People have started to shy away from active participation. Our brains, seeking to minimize energy expenditure while still receiving rewards (stimulation), have begun to favor "low-effort, high-reward" content like short-form videos and "brain-rot" media, leading to what is known as "Popcorn Brain." Instead of deep connection, people now attempt to validate their experiences through superficial metrics: views, likes, and social media reactions.
We have begun to avoid the very attempt at "overlapping perceptions" that could confirm each other's existence. The task of inferring another's experience has become a burden we are no longer willing to carry.

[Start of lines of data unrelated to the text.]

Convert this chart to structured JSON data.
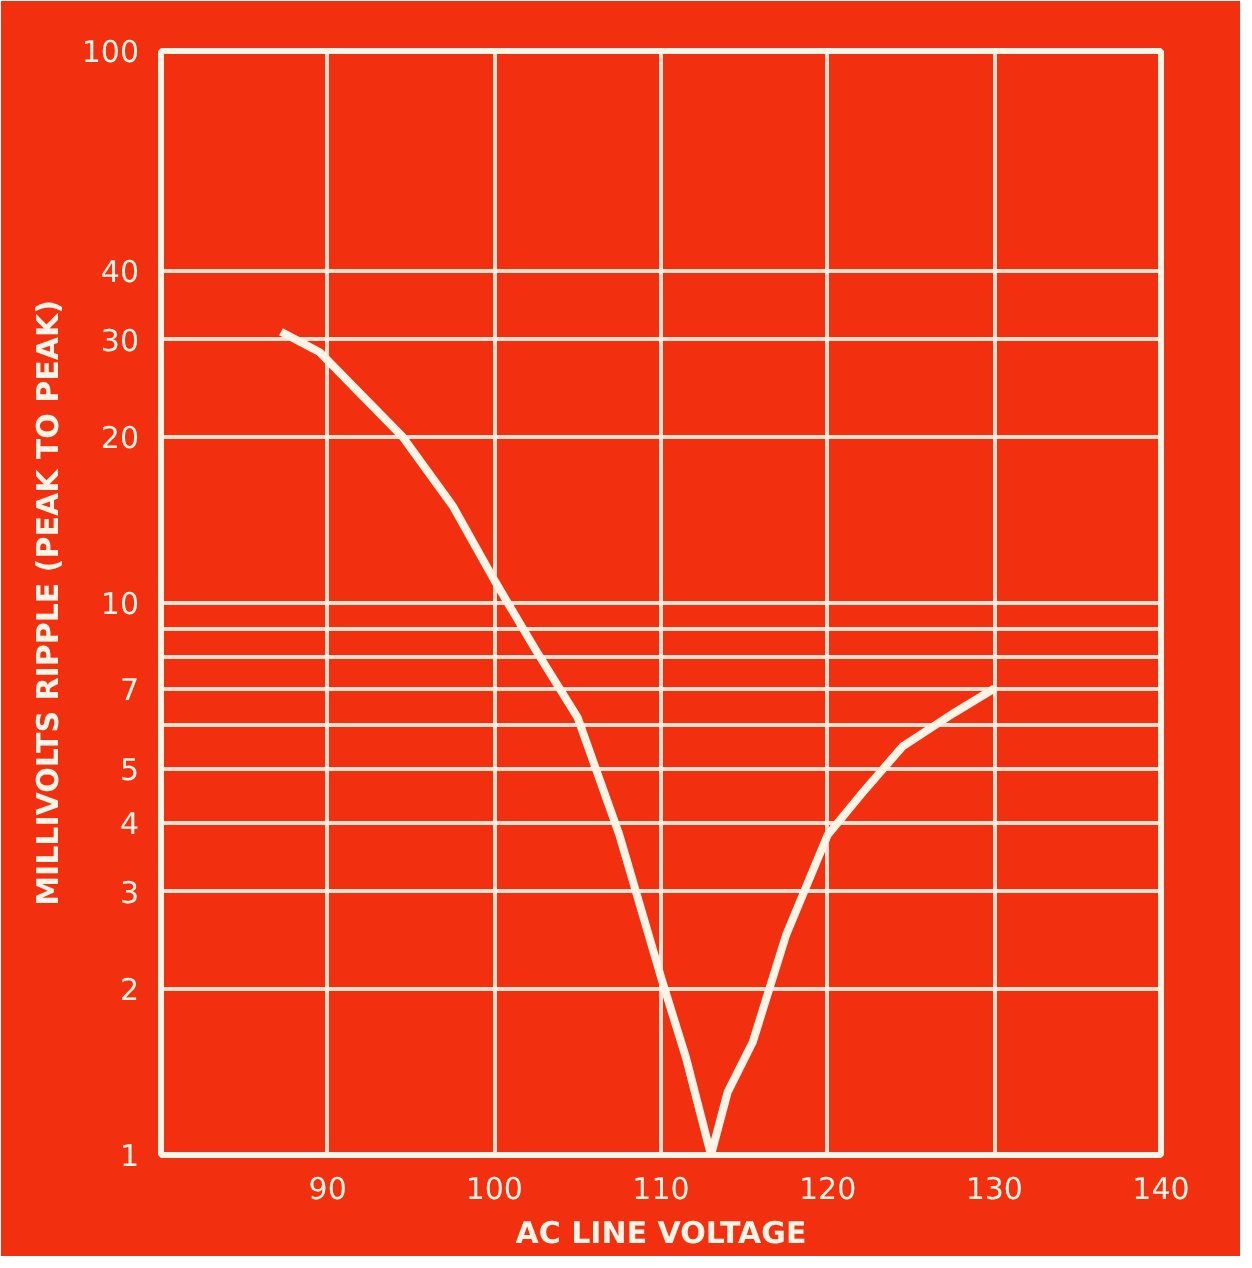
{
  "chart_data": {
    "type": "line",
    "xlabel": "AC LINE VOLTAGE",
    "ylabel": "MILLIVOLTS RIPPLE (PEAK TO PEAK)",
    "log": "y",
    "grid": true,
    "marker": "none",
    "line_style": "solid",
    "xlim": [
      80,
      140
    ],
    "xticks": [
      90,
      100,
      110,
      120,
      130,
      140
    ],
    "ylim": [
      1,
      100
    ],
    "yticks": [
      1,
      2,
      3,
      4,
      5,
      {
        "value": 6,
        "label": null
      },
      7,
      {
        "value": 8,
        "label": null
      },
      {
        "value": 9,
        "label": null
      },
      10,
      20,
      30,
      40,
      100
    ],
    "series": [
      {
        "color": "#fff4e6",
        "x": [
          87.2,
          89.5,
          94.5,
          97.5,
          100,
          102.5,
          105,
          107.5,
          110,
          111.5,
          113,
          114,
          115.5,
          117.5,
          120,
          122,
          124.5,
          127.5,
          130
        ],
        "values": [
          31,
          28.5,
          20,
          15,
          11,
          8.2,
          6.2,
          3.8,
          2.1,
          1.5,
          1,
          1.3,
          1.6,
          2.5,
          3.8,
          4.5,
          5.5,
          6.3,
          7
        ]
      }
    ]
  }
}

Yet, it seems these superficial validations are not enough. We have all fallen into a state of Cognitive Alienation, and loneliness has begun to spread like a global epidemic.
Outro
We are different.
And because we are different, we are lonely.
Because we are lonely, we had no choice but to be social.
Once, humans could entrust this loneliness to God.
God witnessed our experiences and guaranteed their reality.
But God has departed, and the seat remains empty.
Now, the only ones who can confirm that our experiences—and our existences—are real are each other.